Working environment for this notebook:

* Python 3.5
* `conda` packages:

    * `h5py` - Python interface to HDF5 format used by BAG
    * `lxml` - XML parser and manipulation library to access BAG metadata
    * `numpy` - for n-dimensional arrays
    * `matplotlib` - for plotting
    * `notebook` - Jupyter notebook
    
"Keep Calm and Conda Install"

If you are looking at this in the Salish Sea Tools docs at
http://salishsea-meopar-tools.readthedocs.io/en/latest/bathymetry/exploring_bag_files.html,
you can find the source notebook that generated the page in the Salish Sea project
[tools repo](https://bitbucket.org/salishsea/tools)
at `tools/bathymetry/ExploringBagFiles.ipynb`
or download the notebook by itself
(instead of cloning the [tools repo](https://bitbucket.org/salishsea/tools) to get it)
from
http://nbviewer.jupyter.org/urls/bitbucket.org/salishsea/tools/raw/tip/bathymetry/ExploringBagFiles.ipynb.

In [1]:
import h5py
import matplotlib.pyplot as plt
import numpy as np

In [2]:
%matplotlib inline

Load the BAG dataset and explore some of its basic attributes:

In [3]:
bag = h5py.File('/ocean/sallen/allen/research/MEOPAR/chs_bathy/092B.bag')

In [5]:
print(type(bag))
print(bag.name)
print(bag.filename)

<class 'h5py._hl.files.File'>
/
/ocean/sallen/allen/research/MEOPAR/chs_bathy/092B.bag


In [7]:
for item in bag.items():
    print(item)
    
for value in bag.values():
    print(value)

('BAG_root', <HDF5 group "/BAG_root" (4 members)>)
<HDF5 group "/BAG_root" (4 members)>


In [8]:
list(bag['BAG_root'].items())

[('elevation', <HDF5 dataset "elevation": shape (337, 448), type "<f4">),
 ('metadata', <HDF5 dataset "metadata": shape (9730,), type "|S1">),
 ('tracking_list', <HDF5 dataset "tracking_list": shape (0,), type "|V20">),
 ('uncertainty', <HDF5 dataset "uncertainty": shape (337, 448), type "<f4">)]

The list above contains the 4 elements that the BAG specification tells us
should be in the file.

Note that under Python 3 the `h5py` library maked heavy use of `memoryview` objects
which are iterators.
The transformation to a `list` object above,
or the use of a `for` loop above that collects the items from the `memoryview`.
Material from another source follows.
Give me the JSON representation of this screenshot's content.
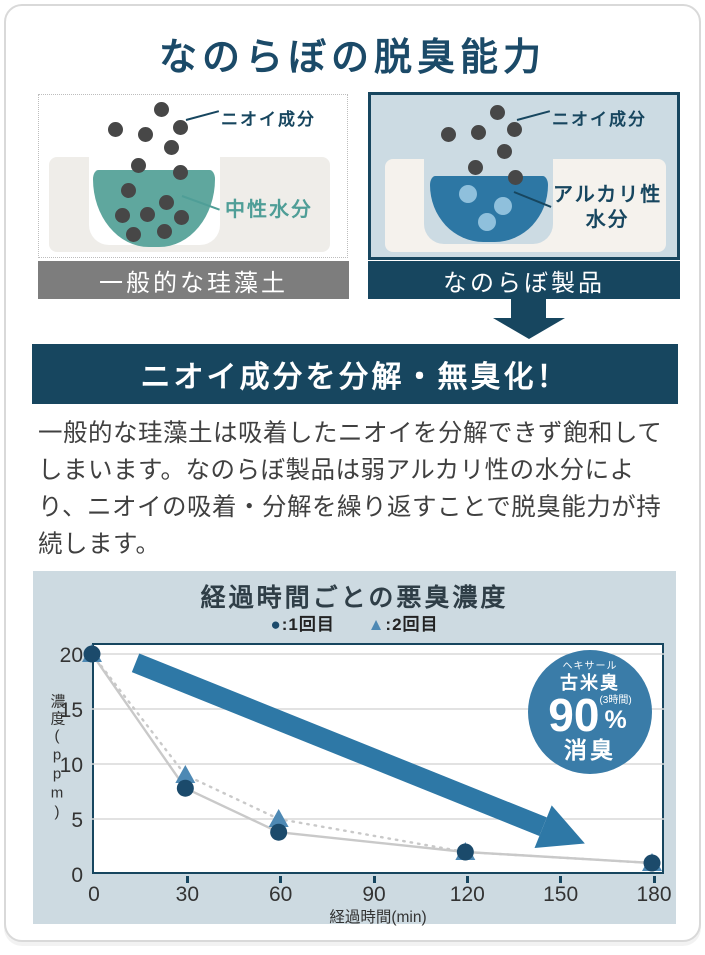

One odd thing to note is that the metadata is stored as a collection of 1-character strings
which turn out to be single bytes in Python 3.
We're going to have to do something about that...

Peeling away the HDF5 group layer:

In [9]:
root = bag['BAG_root']
print(root.name)
print(root.parent)
list(root.items())

/BAG_root
<HDF5 group "/" (1 members)>


[('elevation', <HDF5 dataset "elevation": shape (337, 448), type "<f4">),
 ('metadata', <HDF5 dataset "metadata": shape (9730,), type "|S1">),
 ('tracking_list', <HDF5 dataset "tracking_list": shape (0,), type "|V20">),
 ('uncertainty', <HDF5 dataset "uncertainty": shape (337, 448), type "<f4">)]